Foto: Nicolas Asfouri/AFP via Getty Images
EPIDEMIAS, DOENÇAS CONTAGIOSAS E CRISES SANITÁRIAS são momentos que desvelam racismo, estigma e discursos colonialistas que se perpetuam no mundo. No Brasil, um exemplo disso ocorreu em 2014, quando a possibilidade da ebola chegar ao país gerou um surto, não da doença, mas do vírus letal da xenofobia, como bem definiu Eliane Brum.
A atual repercussão do coronavírus na China reabre esse debate que, em última instância, é sobre produção de conhecimento e poder.
Não é a primeira vez que a China passa por uma crise epidêmica. A história das doenças contagiosas que se espalham medo é longa. Também é longa a história de como as autoridades chinesas, com seus erros e acertos, contornaram suas próprias crises, como no surto de cólera de 1949 e a varíola em 1950.
A mais recente e marcante epidemia foi a Síndrome Respiratória Aguda Severa, a Sars, na sigla em inglês. Como pontuaram os sinólogos Arthur Kleinman e James Watson, no livro “Sars in China: prelude to pandemic?”, a Sars em 2003 provocou uma das mais sérias crises de saúde de nossos tempos. Kleinman, que tem cinco décadas de experiência em intervenção em saúde pública na China, acredita que a epidemia foi uma espécie de prelúdio de novas catástrofes de saúde que viriam acontecer no século 21. Ainda que o número de mortes tenha sido de aproximadamente 1.000 pessoas – pequeno comparado a outras epidemias –, a Sars mobilizou inseguranças, medos e preconceitos sobre o país. Os Estados Unidos não pouparam os boatos de que se estaria espalhando bioterror em seu território. O impacto sobre as vidas humanas na China e sobre a economia global foi tremendo, desvelando a fragilidade do mundo globalizado.
Passada a Sars, hoje a notícia do coronavírus se espalha por meio de uma onda de pânico moral que mistura fake news, desinformação, racismo e estereótipos tolos. Notícias falsas gravíssimas percorrem o WhatsApp. A mais debatida nas redes sociais foi a de que o vírus teria tido origem na sopa de morcegos, o que fez com que brasileiros – que vivem no país que se come coração de galinha e tripa de boi – ficassem escandalizados. Um vídeo no Twitter mostrava uma cena grotesca de um jovem chinês comendo um pássaro vivo, como a prova cabal que era por isso que o vírus se espalha.

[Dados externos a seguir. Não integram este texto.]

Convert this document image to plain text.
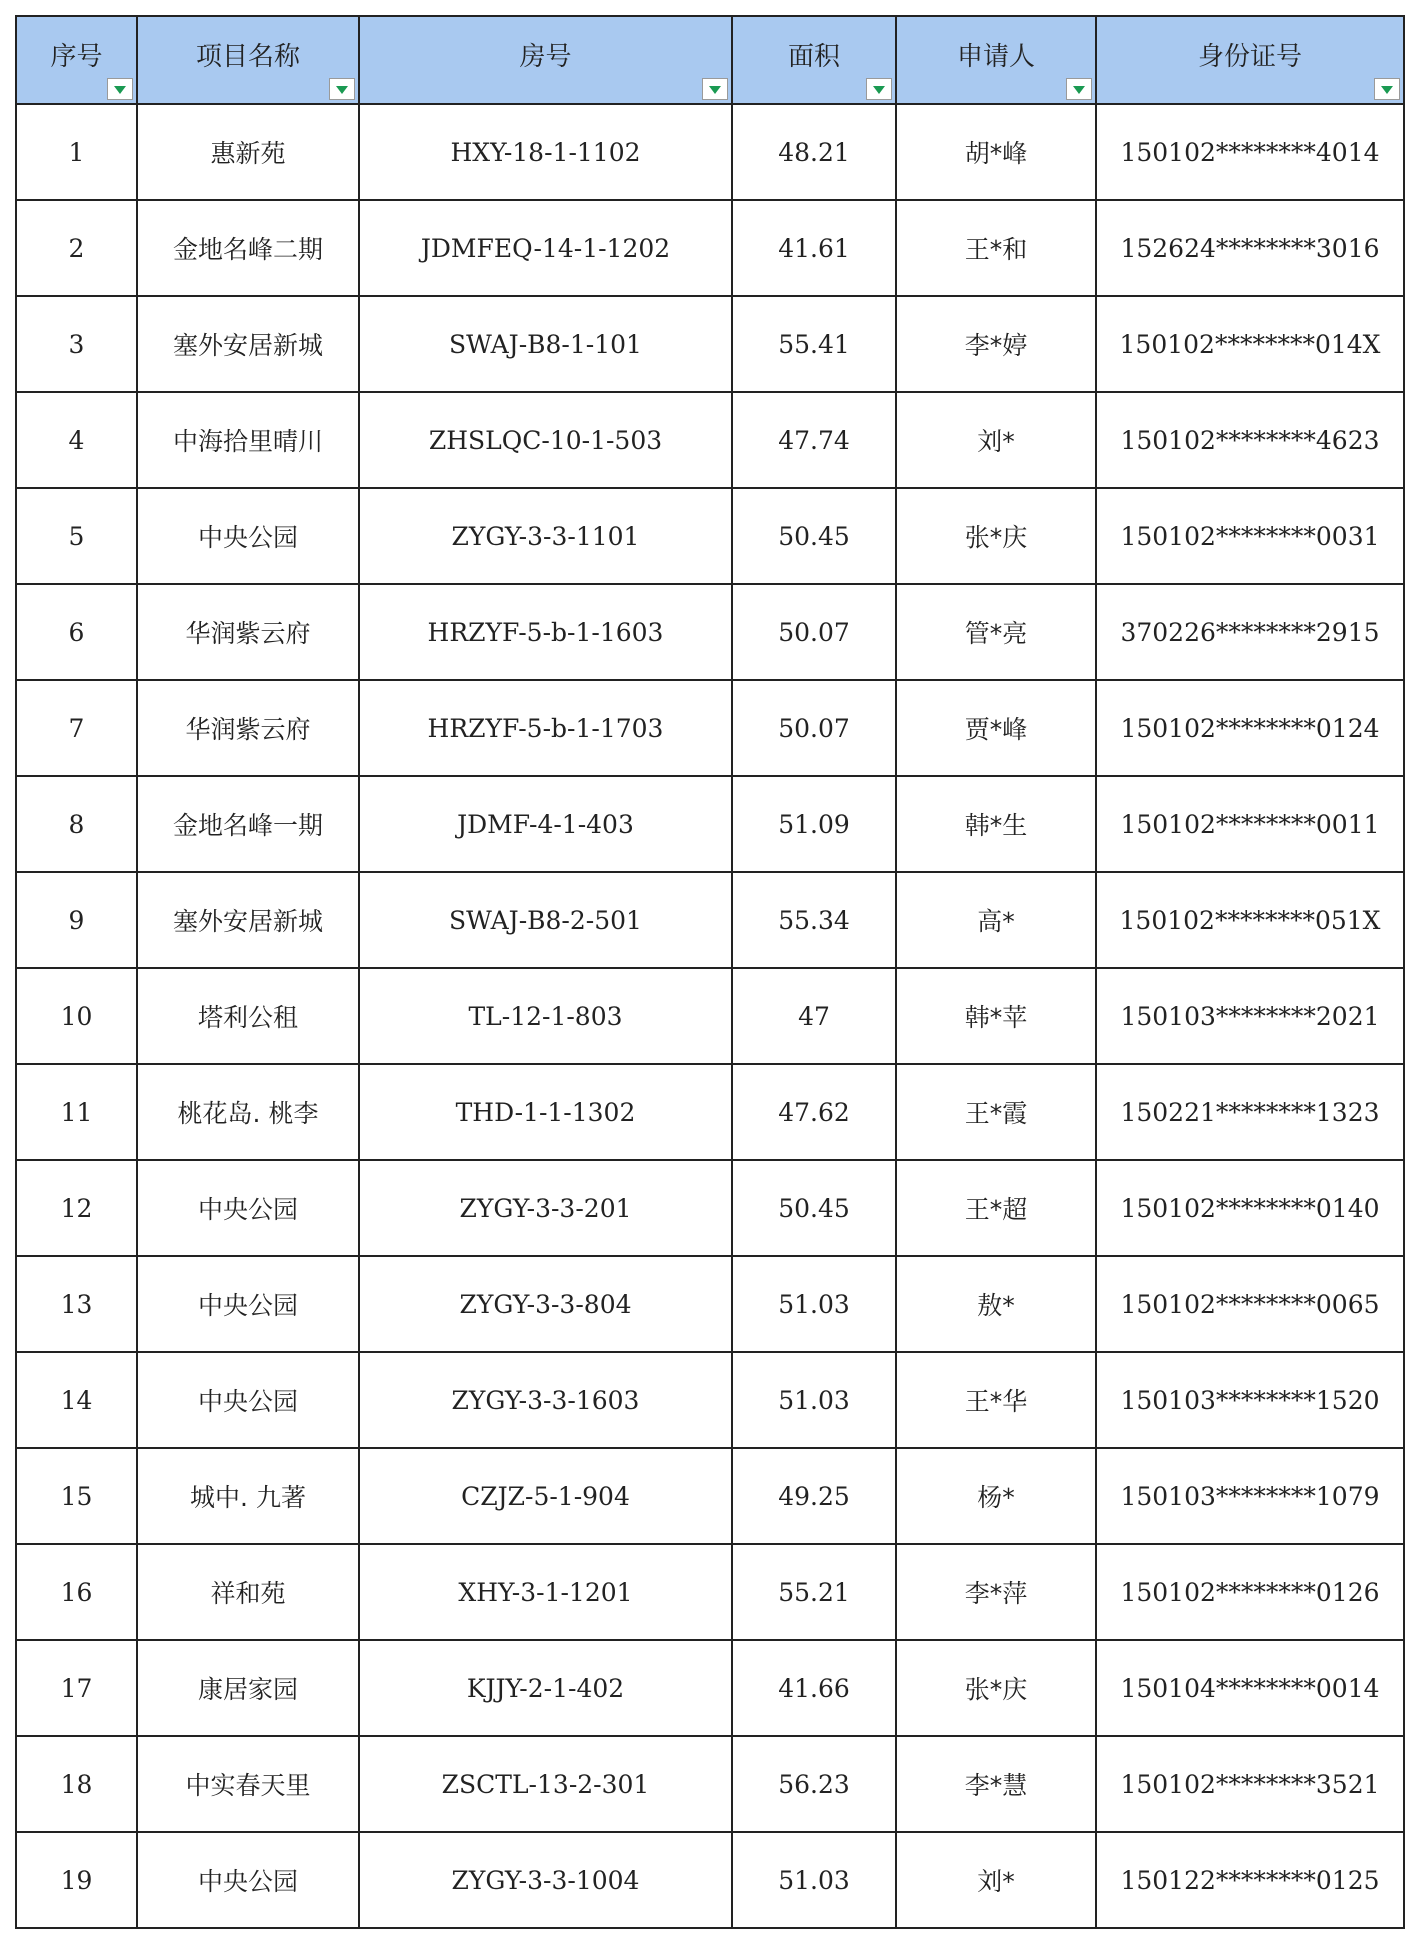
序号	项目名称	房号	面积	申请人	身份证号

1	惠新苑	HXY-18-1-1102	48.21	胡*峰	150102********4014
2	金地名峰二期	JDMFEQ-14-1-1202	41.61	王*和	152624********3016
3	塞外安居新城	SWAJ-B8-1-101	55.41	李*婷	150102********014X
4	中海拾里晴川	ZHSLQC-10-1-503	47.74	刘*	150102********4623
5	中央公园	ZYGY-3-3-1101	50.45	张*庆	150102********0031
6	华润紫云府	HRZYF-5-b-1-1603	50.07	管*亮	370226********2915
7	华润紫云府	HRZYF-5-b-1-1703	50.07	贾*峰	150102********0124
8	金地名峰一期	JDMF-4-1-403	51.09	韩*生	150102********0011
9	塞外安居新城	SWAJ-B8-2-501	55.34	高*	150102********051X
10	塔利公租	TL-12-1-803	47	韩*苹	150103********2021
11	桃花岛. 桃李	THD-1-1-1302	47.62	王*霞	150221********1323
12	中央公园	ZYGY-3-3-201	50.45	王*超	150102********0140
13	中央公园	ZYGY-3-3-804	51.03	敖*	150102********0065
14	中央公园	ZYGY-3-3-1603	51.03	王*华	150103********1520
15	城中. 九著	CZJZ-5-1-904	49.25	杨*	150103********1079
16	祥和苑	XHY-3-1-1201	55.21	李*萍	150102********0126
17	康居家园	KJJY-2-1-402	41.66	张*庆	150104********0014
18	中实春天里	ZSCTL-13-2-301	56.23	李*慧	150102********3521
19	中央公园	ZYGY-3-3-1004	51.03	刘*	150122********0125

Na apuração de informações para esta coluna, descobri, com a ajuda do professor David Nemer, da Universidade de Virgínia (EUA), que grupos bolsonaristas no WhatsApp foram inundados de boatos, em forma de “breaking news”, que diziam que os chineses estavam morrendo caídos nas ruas, que pais abandonaram filhos no aeroporto ao saberem da contaminação e que 23 milhões de pessoas estavam em quarentena e 112 mil haviam morrido. Essa é a narrativa apocalíptica – ou a doutrina do choque, como diria a escritora Naomi Klein – sempre muito bem manipulada para fins políticos.

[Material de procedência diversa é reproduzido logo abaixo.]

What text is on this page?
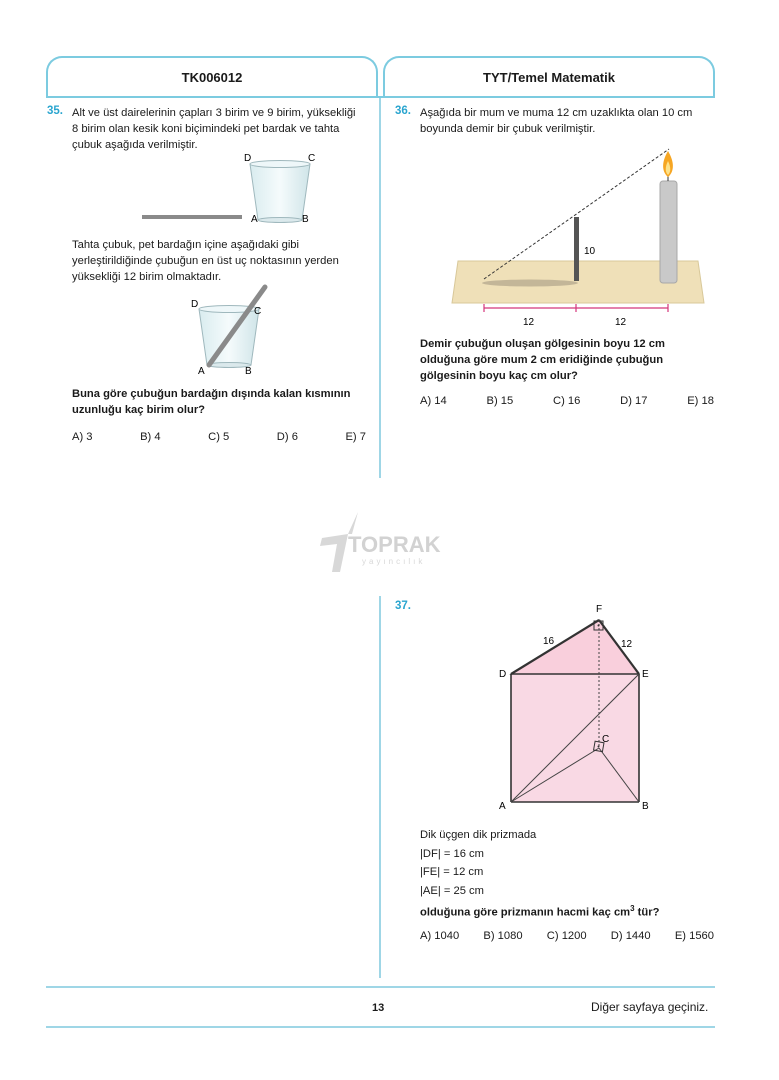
TK006012	TYT/Temel Matematik
35. Alt ve üst dairelerinin çapları 3 birim ve 9 birim, yüksekliği
8 birim olan kesik koni biçimindeki pet bardak ve tahta
çubuk aşağıda verilmiştir.
D	C
A	B
Tahta çubuk, pet bardağın içine aşağıdaki gibi
yerleştirildiğinde çubuğun en üst uç noktasının yerden
yüksekliği 12 birim olmaktadır.
D
C
A	B
Buna göre çubuğun bardağın dışında kalan kısmının
uzunluğu kaç birim olur?
A) 3	B) 4	C) 5	D) 6	E) 7
36. Aşağıda bir mum ve muma 12 cm uzaklıkta olan 10 cm
boyunda demir bir çubuk verilmiştir.
10
12	12
Demir çubuğun oluşan gölgesinin boyu 12 cm
olduğuna göre mum 2 cm eridiğinde çubuğun
gölgesinin boyu kaç cm olur?
A) 14	B) 15	C) 16	D) 17	E) 18
TOPRAK
yayıncılık
37.	F
D	E
C
A	B
16	12
Dik üçgen dik prizmada
|DF| = 16 cm
|FE| = 12 cm
|AE| = 25 cm
olduğuna göre prizmanın hacmi kaç $cm^3$ tür?
A) 1040 B) 1080 C) 1200 D) 1440 E) 1560
13	Diğer sayfaya geçiniz.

Tudo isso repete o antigo imaginário euro-estadunidense que procura associar a China à impureza simbólica e concreta. Há pelo menos 30 anos, a imprensa liberal ocidental, quando aborda o produção de manufaturas baratas, recorre sistematicamente à expressão “infestação” do mundo de mercadorias chinesas. Os chineses estão sempre contaminando o mundo de alguma forma.

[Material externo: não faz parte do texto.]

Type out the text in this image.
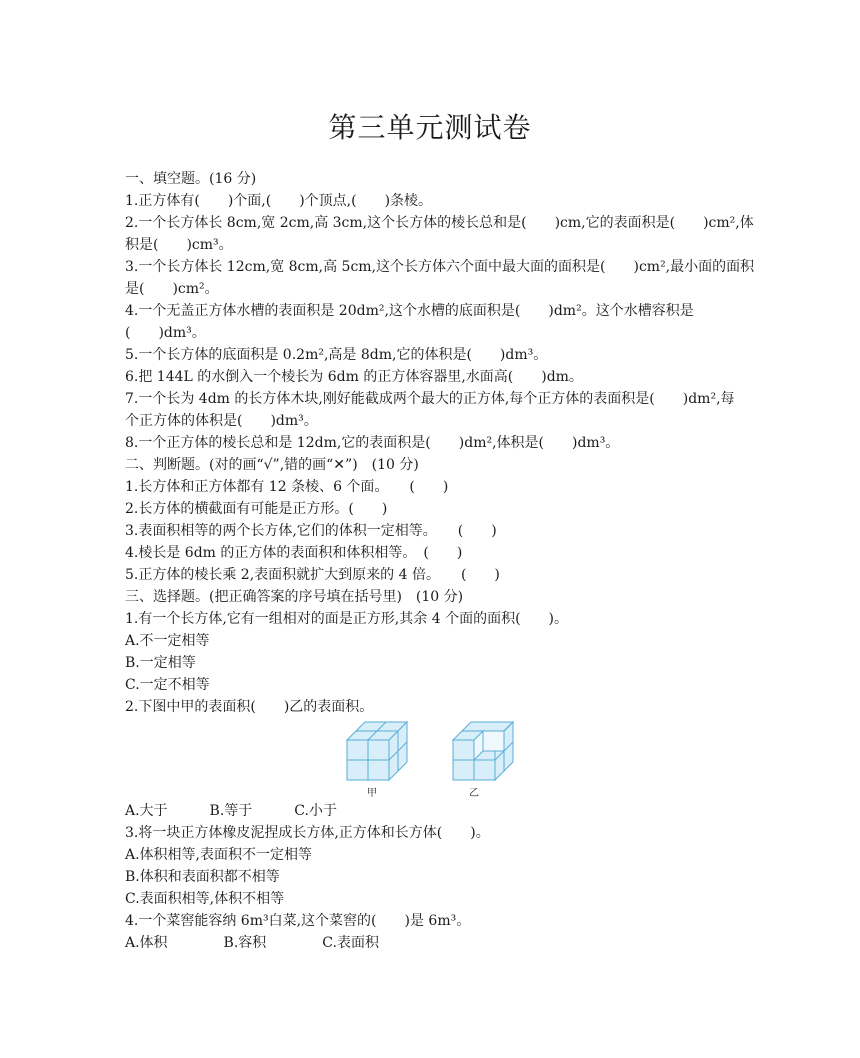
第三单元测试卷
一、填空题。(16 分)
1.正方体有(　　)个面,(　　)个顶点,(　　)条棱。
2.一个长方体长 8cm,宽 2cm,高 3cm,这个长方体的棱长总和是(　　)cm,它的表面积是(　　)cm²,体
积是(　　)cm³。
3.一个长方体长 12cm,宽 8cm,高 5cm,这个长方体六个面中最大面的面积是(　　)cm²,最小面的面积
是(　　)cm²。
4.一个无盖正方体水槽的表面积是 20dm²,这个水槽的底面积是(　　)dm²。这个水槽容积是
(　　)dm³。
5.一个长方体的底面积是 0.2m²,高是 8dm,它的体积是(　　)dm³。
6.把 144L 的水倒入一个棱长为 6dm 的正方体容器里,水面高(　　)dm。
7.一个长为 4dm 的长方体木块,刚好能截成两个最大的正方体,每个正方体的表面积是(　　)dm²,每
个正方体的体积是(　　)dm³。
8.一个正方体的棱长总和是 12dm,它的表面积是(　　)dm²,体积是(　　)dm³。
二、判断题。(对的画“√”,错的画“✕”)　(10 分)
1.长方体和正方体都有 12 条棱、6 个面。　　(　　)
2.长方体的横截面有可能是正方形。(　　)
3.表面积相等的两个长方体,它们的体积一定相等。　　(　　)
4.棱长是 6dm 的正方体的表面积和体积相等。　(　　)
5.正方体的棱长乘 2,表面积就扩大到原来的 4 倍。　　(　　)
三、选择题。(把正确答案的序号填在括号里)　(10 分)
1.有一个长方体,它有一组相对的面是正方形,其余 4 个面的面积(　　)。
A.不一定相等
B.一定相等
C.一定不相等
2.下图中甲的表面积(　　)乙的表面积。
甲	乙
A.大于　　　B.等于　　　C.小于
3.将一块正方体橡皮泥捏成长方体,正方体和长方体(　　)。
A.体积相等,表面积不一定相等
B.体积和表面积都不相等
C.表面积相等,体积不相等
4.一个菜窖能容纳 6m³白菜,这个菜窖的(　　)是 6m³。
A.体积　　　　B.容积　　　　C.表面积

Para contrabalançar os estereótipos negativos, vieram os estereótipos positivos. A grande notícia das redes sociais foi de que “A China construirá um hospital em 10 dias” – manchete que circulou de forma padronizada em diversos veículos. A difusão dessa notícia veio dos órgãos oficiais da imprensa chinesa, numa tentativa de direcionar as narrativas internacionais sobre a epidemia e o país.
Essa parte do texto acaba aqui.